Kasikornbank President and CEO Banthoon Lamsam sees credit extension and the payment system as the greatest risks facing Thai banks.
In an interview, he noted that fierce competition in the lending market was forcing commercial banks to use all available strategies to clinch deals, at any cost. As one bank is prepared to offer an attractive deal to a client, another bank is unable to back off and instead offers an even sweeter deal. As the lessons from the global crisis show, this policy is pushing all to the brink of collapse.
"All banks are boasting that their risk management system is great and that would prevent such a collapse," he said. To safeguard financial prudence, he suggested raising the height of the Chinese wall, so that risk management is not compromised.
He asserted that Thai banks were lucky to be spared the global financial crisis, thanks to the low investment in complex derivative products following the painful experiences of the 1997 crisis. Otherwise, in the case of compromised risk management, this could have hurt many banks.
Regarding the payment system risk, Kbank learned a painful lesson recently. In mid-June, the bank launched a new cheque-clearing software only to find that the entire system was shut down. A large number of cheques piled up, and it took the bank five days to fix the problem. This happened even after a number of tests.
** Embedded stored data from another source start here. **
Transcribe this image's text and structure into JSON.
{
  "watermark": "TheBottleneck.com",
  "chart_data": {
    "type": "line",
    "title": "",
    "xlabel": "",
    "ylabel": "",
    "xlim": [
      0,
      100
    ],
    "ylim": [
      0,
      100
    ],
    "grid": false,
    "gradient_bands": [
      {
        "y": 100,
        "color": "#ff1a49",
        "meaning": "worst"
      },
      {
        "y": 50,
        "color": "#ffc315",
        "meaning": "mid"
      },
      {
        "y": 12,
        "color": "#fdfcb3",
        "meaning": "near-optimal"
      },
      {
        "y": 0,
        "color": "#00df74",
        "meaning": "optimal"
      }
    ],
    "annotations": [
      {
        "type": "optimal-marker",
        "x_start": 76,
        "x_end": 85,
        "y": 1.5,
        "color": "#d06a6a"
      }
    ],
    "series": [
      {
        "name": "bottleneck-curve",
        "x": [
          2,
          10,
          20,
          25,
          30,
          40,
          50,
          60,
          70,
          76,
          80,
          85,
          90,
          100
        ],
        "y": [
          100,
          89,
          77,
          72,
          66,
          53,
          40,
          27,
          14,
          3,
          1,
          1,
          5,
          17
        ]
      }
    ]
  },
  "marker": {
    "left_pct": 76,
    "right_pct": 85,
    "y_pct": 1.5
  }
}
"Information technology is a big risk. Aside from the huge cost involved, it could jeopardise operations. Before, we ran on a manual system. Now, with the electronic linkage, when one falls, others follow. It remains unclear if the Bank of Thailand is up to capacity to monitor the smooth operations," Banthoon said.
He suggested that all new systems should be thoroughly tested, to prevent such mishaps.
To him, these two factors should be of greater concern than the economic and political risks. With strong exports and recovery in domestic spending and investment, the economic risk is of no concern to him. Meanwhile, political risks tend to be a short-term problem while the long-term impacts would be experienced years after this when Thailand's competitiveness is sliding.
He noted that with the political turbulence, Thailand has shown lack of progress in infrastructure investment, chiefly education and transportation networks. Without better infrastructure, Thailand would see little economic progress and as shown by the competitiveness ranking, other nations are surpassing the Kingdom at the global level.
Banthoon said the financial authorities' attempts to further narrow interest spreads will only increase the burden on commercial banks. He said though it was the national policy, the government should beware that too much pressure could mean intervention in the market mechanism.
At the end of June, banks' net interest margin stood near 3 percentage points on average. The authorities have high hopes that with increasing loan growth, which will boost their interest income, banks would be willing to reduce the NIM.
Given the strong industry loan growth of 3.6 per cent this year until June, DBS Vickers Securities (Thailand) expects the momentum to continue in the second half due to seasonally stronger demand from small and medium-sized enterprises. It raised the loan-growth forecast to 7.1 per cent from 6 per cent in 2010, and to 6.2 per cent from 5.5 per cent in 2011. On average, Thai banks are expected to see 17 basis points wider NIM this year.
According to Tisco Securities, KBank and Siam Commercial Bank are believed to see the biggest NIM expansion during the interest rate upcycle due to the highest chunks of fixed deposits in their custody.